Specifically, Oxyle uses a three-step approach. To begin with, a machine called OxFoam uses foam fractionation to separate PFAS from large volumes of water. By injecting air bubbles into contaminated water, PFAS attach to the bubbles, rise to the surface as foam, and can then be easily removed.
Next comes Oxlight, a treatment that breaks the unbreakable carbon-fluorine bonds in PFAS molecules using a chemical reaction driven by light.
And finally, there is OxSignal, which provides continuous monitoring of the PFAS concentration in water.
According to Mushtaq, these technologies are a key reason for Oxyle’s rapid popularity.
“We don't just treat the long and medium chains that many other technologies can treat. We go after specifically for the compounds of PFAS that no one else can treat today,” she told Euronews Next.
PFAS are, in fact, a group of more than 10,000 chemicals. Depending on their characteristics, they can be classified as long, medium, or short-chained, the latter being the most difficult to eliminate.
In addition, Mushtaq believes that her company’s ability to offer client-based solutions, developing personalised approaches to handling contamination, sets Oxyle apart.
Still, she noted that while Oxyle has managed to secure funding to address PFAS, many water-protection start-ups continue to struggle to obtain the financial support needed to tackle the problem at scale.
Beyond PFAS: The ZeroF project
Like asbestos once was, PFAS are widespread in our daily lives, commonly found in products such as food packaging and upholstery textiles.
The project ZeroF aims to change this dynamic by finding safer materials to replace PFAS in these two applications.
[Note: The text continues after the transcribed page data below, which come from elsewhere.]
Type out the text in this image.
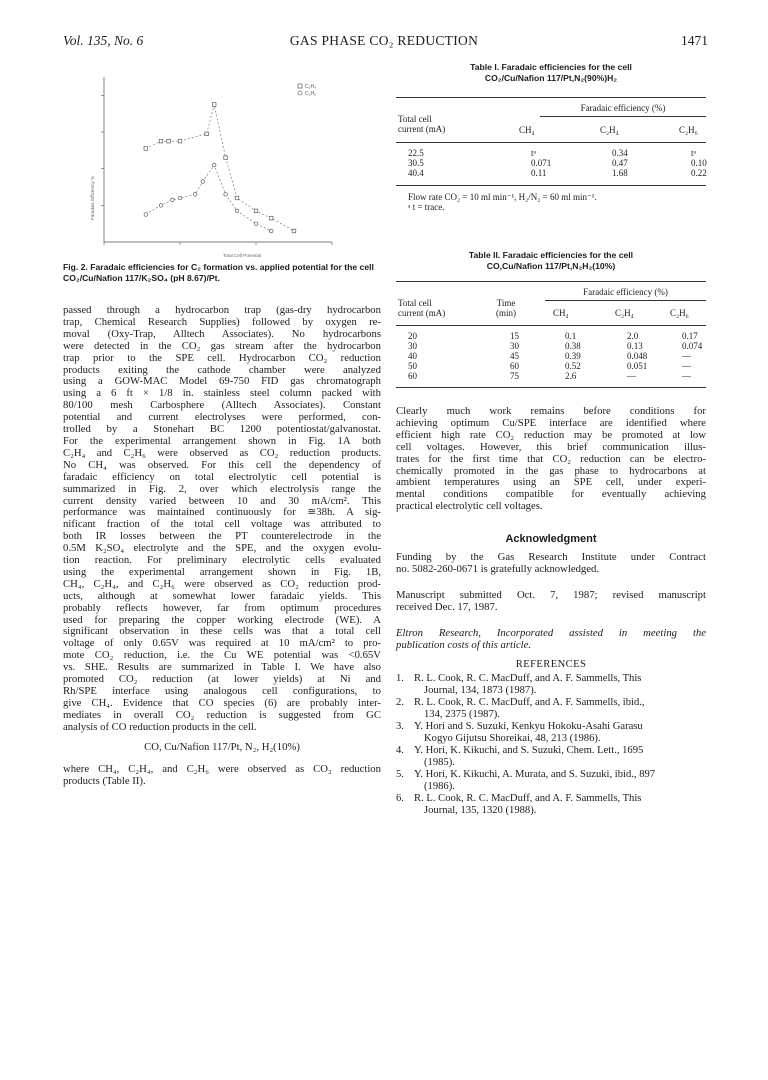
Vol. 135, No. 6	GAS PHASE CO₂ REDUCTION	1471
C₂H₄
C₂H₆
Faradaic Efficiency %
Total Cell Potential
Fig. 2. Faradaic efficiencies for C₂ formation vs. applied potential for the cell CO₂/Cu/Nafion 117/K₂SO₄ (pH 8.67)/Pt.
passed through a hydrocarbon trap (gas-dry hydrocarbon
trap, Chemical Research Supplies) followed by oxygen re-
moval (Oxy-Trap, Alltech Associates). No hydrocarbons
were detected in the CO₂ gas stream after the hydrocarbon
trap prior to the SPE cell. Hydrocarbon CO₂ reduction
products exiting the cathode chamber were analyzed
using a GOW-MAC Model 69-750 FID gas chromatograph
using a 6 ft × 1/8 in. stainless steel column packed with
80/100 mesh Carbosphere (Alltech Associates). Constant
potential and current electrolyses were performed, con-
trolled by a Stonehart BC 1200 potentiostat/galvanostat.
For the experimental arrangement shown in Fig. 1A both
C₂H₄ and C₂H₆ were observed as CO₂ reduction products.
No CH₄ was observed. For this cell the dependency of
faradaic efficiency on total electrolytic cell potential is
summarized in Fig. 2, over which electrolysis range the
current density varied between 10 and 30 mA/cm². This
performance was maintained continuously for ≅38h. A sig-
nificant fraction of the total cell voltage was attributed to
both IR losses between the PT counterelectrode in the
0.5M K₂SO₄ electrolyte and the SPE, and the oxygen evolu-
tion reaction. For preliminary electrolytic cells evaluated
using the experimental arrangement shown in Fig. 1B,
CH₄, C₂H₄, and C₂H₆ were observed as CO₂ reduction prod-
ucts, although at somewhat lower faradaic yields. This
probably reflects however, far from optimum procedures
used for preparing the copper working electrode (WE). A
significant observation in these cells was that a total cell
voltage of only 0.65V was required at 10 mA/cm² to pro-
mote CO₂ reduction, i.e. the Cu WE potential was <0.65V
vs. SHE. Results are summarized in Table I. We have also
promoted CO₂ reduction (at lower yields) at Ni and
Rh/SPE interface using analogous cell configurations, to
give CH₄. Evidence that CO species (6) are probably inter-
mediates in overall CO₂ reduction is suggested from GC
analysis of CO reduction products in the cell.
CO, Cu/Nafion 117/Pt, N₂, H₂(10%)
where CH₄, C₂H₄, and C₂H₆ were observed as CO₂ reduction
products (Table II).
Table I. Faradaic efficiencies for the cell
CO₂/Cu/Nafion 117/Pt,N₂(90%)H₂
Faradaic efficiency (%)
Total cell
current (mA)	CH₄	C₂H₄	C₂H₆
22.5	tᵃ	0.34	tᵃ
30.5	0.071	0.47	0.10
40.4	0.11	1.68	0.22
Flow rate CO₂ = 10 ml min⁻¹, H₂/N₂ = 60 ml min⁻¹.
ᵃ t = trace.
Table II. Faradaic efficiencies for the cell
CO,Cu/Nafion 117/Pt,N₂H₂(10%)
Faradaic efficiency (%)
Total cell
current (mA)
Time
(min)	CH₄	C₂H₄	C₂H₆
20	15	0.1	2.0	0.17
30	30	0.38	0.13	0.074
40	45	0.39	0.048	—
50	60	0.52	0.051	—
60	75	2.6	—	—
Clearly much work remains before conditions for
achieving optimum Cu/SPE interface are identified where
efficient high rate CO₂ reduction may be promoted at low
cell voltages. However, this brief communication illus-
trates for the first time that CO₂ reduction can be electro-
chemically promoted in the gas phase to hydrocarbons at
ambient temperatures using an SPE cell, under experi-
mental conditions compatible for eventually achieving
practical electrolytic cell voltages.
Acknowledgment
Funding by the Gas Research Institute under Contract
no. 5082-260-0671 is gratefully acknowledged.
Manuscript submitted Oct. 7, 1987; revised manuscript
received Dec. 17, 1987.
Eltron Research, Incorporated assisted in meeting the
publication costs of this article.
REFERENCES
1. R. L. Cook, R. C. MacDuff, and A. F. Sammells, This
Journal, 134, 1873 (1987).
2. R. L. Cook, R. C. MacDuff, and A. F. Sammells, ibid.,
134, 2375 (1987).
3. Y. Hori and S. Suzuki, Kenkyu Hokoku-Asahi Garasu
Kogyo Gijutsu Shoreikai, 48, 213 (1986).
4. Y. Hori, K. Kikuchi, and S. Suzuki, Chem. Lett., 1695
(1985).
5. Y. Hori, K. Kikuchi, A. Murata, and S. Suzuki, ibid., 897
(1986).
6. R. L. Cook, R. C. MacDuff, and A. F. Sammells, This
Journal, 135, 1320 (1988).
Co-funded by the EU and the Swiss Secretariat for Education, Research, and Innovation, ZeroF brings together 12 partners from nine different countries to develop technologies that reduce reliance on PFAS.
For food packaging, the project is using cellulose, applying modifications to increase its oil and water resistance. For textiles, researchers are exploring organically modified ceramics (Ormocers), which combine the durability of ceramics with the flexibility of polymers.
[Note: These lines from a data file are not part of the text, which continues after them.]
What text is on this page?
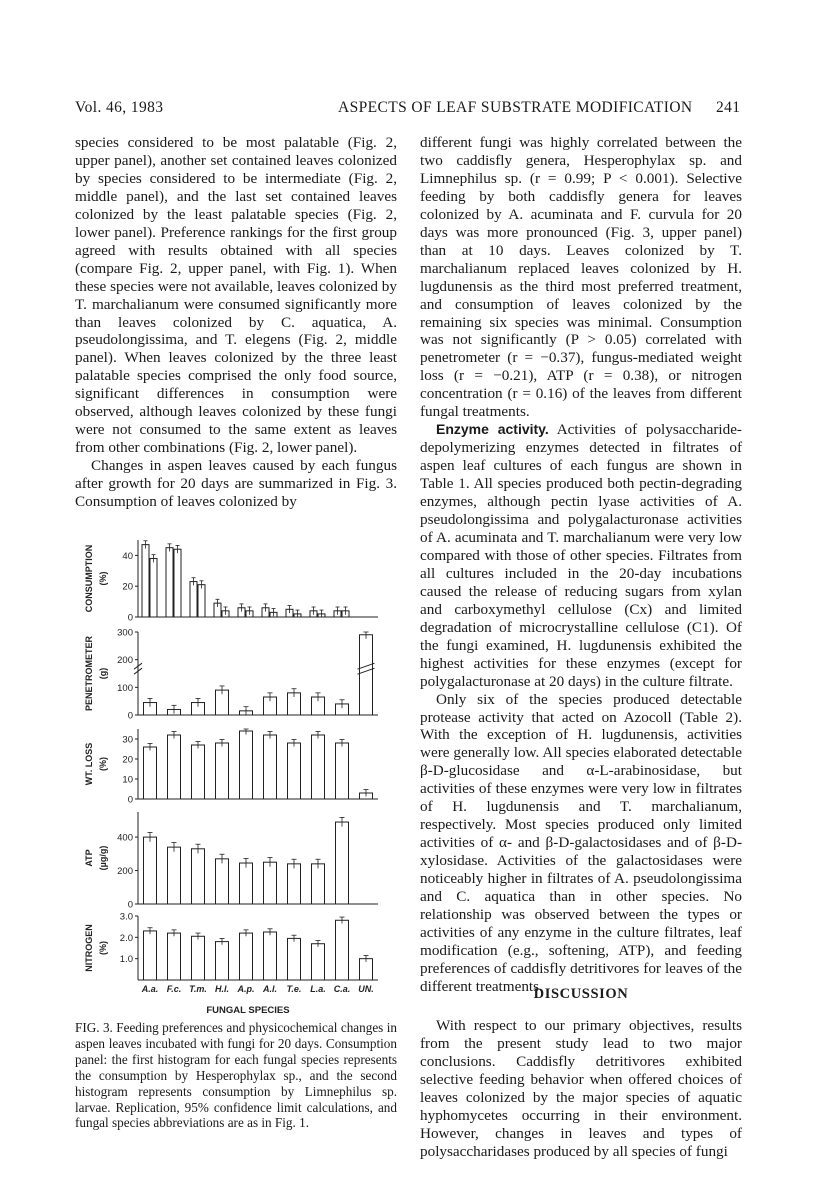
Vol. 46, 1983	ASPECTS OF LEAF SUBSTRATE MODIFICATION 241

species considered to be most palatable (Fig. 2, upper panel), another set contained leaves colonized by species considered to be intermediate (Fig. 2, middle panel), and the last set contained leaves colonized by the least palatable species (Fig. 2, lower panel). Preference rankings for the first group agreed with results obtained with all species (compare Fig. 2, upper panel, with Fig. 1). When these species were not available, leaves colonized by T. marchalianum were consumed significantly more than leaves colonized by C. aquatica, A. pseudolongissima, and T. elegens (Fig. 2, middle panel). When leaves colonized by the three least palatable species comprised the only food source, significant differences in consumption were observed, although leaves colonized by these fungi were not consumed to the same extent as leaves from other combinations (Fig. 2, lower panel).

Changes in aspen leaves caused by each fungus after growth for 20 days are summarized in Fig. 3. Consumption of leaves colonized by

different fungi was highly correlated between the two caddisfly genera, Hesperophylax sp. and Limnephilus sp. (r = 0.99; P < 0.001). Selective feeding by both caddisfly genera for leaves colonized by A. acuminata and F. curvula for 20 days was more pronounced (Fig. 3, upper panel) than at 10 days. Leaves colonized by T. marchalianum replaced leaves colonized by H. lugdunensis as the third most preferred treatment, and consumption of leaves colonized by the remaining six species was minimal. Consumption was not significantly (P > 0.05) correlated with penetrometer (r = −0.37), fungus-mediated weight loss (r = −0.21), ATP (r = 0.38), or nitrogen concentration (r = 0.16) of the leaves from different fungal treatments.

Enzyme activity. Activities of polysaccharide-depolymerizing enzymes detected in filtrates of aspen leaf cultures of each fungus are shown in Table 1. All species produced both pectin-degrading enzymes, although pectin lyase activities of A. pseudolongissima and polygalacturonase activities of A. acuminata and T. marchalianum were very low compared with those of other species. Filtrates from all cultures included in the 20-day incubations caused the release of reducing sugars from xylan and carboxymethyl cellulose (Cx) and limited degradation of microcrystalline cellulose (C1). Of the fungi examined, H. lugdunensis exhibited the highest activities for these enzymes (except for polygalacturonase at 20 days) in the culture filtrate.

Only six of the species produced detectable protease activity that acted on Azocoll (Table 2). With the exception of H. lugdunensis, activities were generally low. All species elaborated detectable β-D-glucosidase and α-L-arabinosidase, but activities of these enzymes were very low in filtrates of H. lugdunensis and T. marchalianum, respectively. Most species produced only limited activities of α- and β-D-galactosidases and of β-D-xylosidase. Activities of the galactosidases were noticeably higher in filtrates of A. pseudolongissima and C. aquatica than in other species. No relationship was observed between the types or activities of any enzyme in the culture filtrates, leaf modification (e.g., softening, ATP), and feeding preferences of caddisfly detritivores for leaves of the different treatments.

0
20
40
CONSUMPTION (%)
0
100
200
300
PENETROMETER (g)
0
10
20
30
WT. LOSS (%)
0
200
400
ATP (µg/g)
1.0
2.0
3.0
NITROGEN (%)
A.a. F.c. T.m. H.l. A.p. A.l. T.e. L.a. C.a. UN.
FUNGAL SPECIES
FIG. 3. Feeding preferences and physicochemical changes in aspen leaves incubated with fungi for 20 days. Consumption panel: the first histogram for each fungal species represents the consumption by Hesperophylax sp., and the second histogram represents consumption by Limnephilus sp. larvae. Replication, 95% confidence limit calculations, and fungal species abbreviations are as in Fig. 1.
DISCUSSION

With respect to our primary objectives, results from the present study lead to two major conclusions. Caddisfly detritivores exhibited selective feeding behavior when offered choices of leaves colonized by the major species of aquatic hyphomycetes occurring in their environment. However, changes in leaves and types of polysaccharidases produced by all species of fungi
“It’s quite a big challenge or a major challenge to develop PFAS-free coatings with really a comparable performance,” Diana Lau, project leader working on the textile branch of ZeroF, told Euronews Next. Lau explained that it’s difficult to replicate the multiple characteristics, such as oil and water repellence, provided by the carbon-fluorine bond in PFAS. “We cannot only change a single atom to achieve comparable performance,” she continued.
The ZeroF project is now in its final stages, and the technologies it proposed remain at a preliminary level, as the project was primarily a research and innovation initiative. Nevertheless, according to its coordinator, Miika Nikinmaa, the results are promising.
He explained that the cost of production for alternatives to PFAS will be very company- and sector-specific.
Alternatives to PFAS could succeed only if they offer additional benefits, he told Euronews Next.
In addition to replacing PFAS, we have to provide other properties. The materials must be recyclable and meet new demands,” he said.